China Quant Hedge Funds Under Scrutiny as Stock Turnover Jumps
(Bloomberg) -- Chinese officials are stepping up scrutiny of quantitative trading after the securities regulator warned against possible problems caused by computer-driven transactions.
Regulators consulted some top quant funds this week about the potential impact of trading on the market, people with knowledge of the matter said. Similar communications have taken place previously and regulators haven’t requested any curbs on fund size or trading frequency as of now, the people added, asking not to be named because the discussions are private.
The move comes as China increases regulatory oversight of everything from tech to education to achieve “common prosperity.” China Securities Regulatory Commission Chairman Yi Huiman said in a speech on Monday that quantitative and high-frequency trading can easily cause issues such as increased volatility and unfairness even as it enhances liquidity and pricing efficiency.
The CSRC didn’t immediately respond to a request for comment.
Chinese quant hedge funds’ combined assets topped 1 trillion yuan ($155 billion) earlier this year for the first time, as top players like Lingjun Investment, Ubiquant and Zhejiang High-Flyer Asset Management led new product offerings to tap rising demand.

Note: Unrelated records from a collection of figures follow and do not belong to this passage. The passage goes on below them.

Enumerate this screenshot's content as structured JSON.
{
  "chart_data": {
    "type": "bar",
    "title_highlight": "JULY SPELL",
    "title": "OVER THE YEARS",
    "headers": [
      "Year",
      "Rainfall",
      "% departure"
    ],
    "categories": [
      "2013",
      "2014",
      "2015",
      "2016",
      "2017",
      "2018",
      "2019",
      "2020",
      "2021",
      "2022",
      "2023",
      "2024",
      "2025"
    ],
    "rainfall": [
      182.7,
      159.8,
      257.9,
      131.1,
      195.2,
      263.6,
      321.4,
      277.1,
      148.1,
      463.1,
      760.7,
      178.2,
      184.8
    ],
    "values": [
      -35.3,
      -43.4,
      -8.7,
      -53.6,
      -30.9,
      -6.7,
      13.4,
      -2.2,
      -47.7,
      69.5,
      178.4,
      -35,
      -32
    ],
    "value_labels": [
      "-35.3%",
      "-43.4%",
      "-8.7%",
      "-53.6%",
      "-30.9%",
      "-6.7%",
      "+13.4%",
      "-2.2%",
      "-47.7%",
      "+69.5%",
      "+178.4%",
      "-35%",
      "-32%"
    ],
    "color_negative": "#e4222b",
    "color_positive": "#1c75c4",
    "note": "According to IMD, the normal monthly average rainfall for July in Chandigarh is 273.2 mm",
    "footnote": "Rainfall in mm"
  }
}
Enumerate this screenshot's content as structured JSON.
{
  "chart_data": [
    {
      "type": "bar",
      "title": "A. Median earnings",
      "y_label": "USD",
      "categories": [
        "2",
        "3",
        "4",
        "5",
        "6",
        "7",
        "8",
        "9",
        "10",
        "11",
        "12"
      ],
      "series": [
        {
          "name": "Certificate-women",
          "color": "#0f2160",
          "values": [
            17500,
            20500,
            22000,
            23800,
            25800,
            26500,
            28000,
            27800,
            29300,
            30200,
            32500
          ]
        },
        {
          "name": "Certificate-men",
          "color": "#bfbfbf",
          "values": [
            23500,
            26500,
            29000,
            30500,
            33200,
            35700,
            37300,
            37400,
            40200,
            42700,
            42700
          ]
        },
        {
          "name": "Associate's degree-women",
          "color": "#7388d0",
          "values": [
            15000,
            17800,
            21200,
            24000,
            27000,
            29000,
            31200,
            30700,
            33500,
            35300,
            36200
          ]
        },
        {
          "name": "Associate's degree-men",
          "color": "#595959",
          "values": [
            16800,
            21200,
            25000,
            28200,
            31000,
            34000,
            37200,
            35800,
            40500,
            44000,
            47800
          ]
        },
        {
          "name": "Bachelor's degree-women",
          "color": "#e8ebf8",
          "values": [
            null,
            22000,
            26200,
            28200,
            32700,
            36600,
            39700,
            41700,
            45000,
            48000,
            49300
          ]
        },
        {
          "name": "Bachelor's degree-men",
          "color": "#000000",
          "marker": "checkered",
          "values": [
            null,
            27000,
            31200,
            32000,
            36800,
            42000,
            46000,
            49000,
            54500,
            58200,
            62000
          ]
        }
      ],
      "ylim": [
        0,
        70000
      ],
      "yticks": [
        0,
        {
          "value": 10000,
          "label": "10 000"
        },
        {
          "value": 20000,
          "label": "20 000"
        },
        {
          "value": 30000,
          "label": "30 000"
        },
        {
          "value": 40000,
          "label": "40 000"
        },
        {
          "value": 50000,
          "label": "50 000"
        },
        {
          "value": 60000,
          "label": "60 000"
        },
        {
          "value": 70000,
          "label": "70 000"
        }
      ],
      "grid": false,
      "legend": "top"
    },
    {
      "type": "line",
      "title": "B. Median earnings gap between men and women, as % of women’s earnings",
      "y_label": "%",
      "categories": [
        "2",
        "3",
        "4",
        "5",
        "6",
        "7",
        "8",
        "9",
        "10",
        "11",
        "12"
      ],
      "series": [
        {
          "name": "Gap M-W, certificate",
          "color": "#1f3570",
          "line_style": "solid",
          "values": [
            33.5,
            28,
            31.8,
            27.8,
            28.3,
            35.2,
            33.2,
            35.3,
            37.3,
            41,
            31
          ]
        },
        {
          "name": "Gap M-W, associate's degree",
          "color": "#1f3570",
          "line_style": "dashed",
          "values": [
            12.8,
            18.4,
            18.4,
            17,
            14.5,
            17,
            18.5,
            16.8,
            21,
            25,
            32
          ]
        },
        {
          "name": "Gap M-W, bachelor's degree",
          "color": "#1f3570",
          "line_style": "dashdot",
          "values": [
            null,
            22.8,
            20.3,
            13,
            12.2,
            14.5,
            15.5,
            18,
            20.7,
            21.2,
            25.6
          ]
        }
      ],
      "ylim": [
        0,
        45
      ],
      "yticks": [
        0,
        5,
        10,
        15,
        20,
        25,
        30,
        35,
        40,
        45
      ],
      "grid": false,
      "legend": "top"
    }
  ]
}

“Regulators have shown a lot of care and interest recently in understanding the quant trading market,” Lingjun Investment said in a reply to Bloomberg, without elaborating. That’s “good for the industry, which will have more opportunities to communicate with and report to regulators about the quant trading market.”
Quant hedge fund Tianyan Capital closed to new inflows Sept. 7 to seek more stable growth, and it didn’t receive any guidance on winding down, the company said. The firm’s assets under management tripled this year to more than 30 billion yuan, according to its website.
Daily turnover in China’s stock market has routinely exceeded 1 trillion yuan since July, fueling discussions about the underlying causes. Such activity is rare and tends to only come in a bull market, while gains this time have been small, according to Yuan Jianjun, deputy general manager of China Universal Asset Management Co.
“That’s been a mystery that appeared in China’s capital market this year,” Yuan told a forum in Beijing on Tuesday, adding that the reasons could include residents shifting money from property into financial assets.
Before Yi’s speech, Evolution Asset Management said last week that it suspended fundraising for its algorithmic trading products, Yicai Global reported earlier. Other funds that previously took similar moves include Minghong Investment Management, Qilin Investment and JinGe Asset Management, according to the report.
Minghong closed its market-neutral and CSI 500 Index enhanced products to new inflows as early as April, according to the company.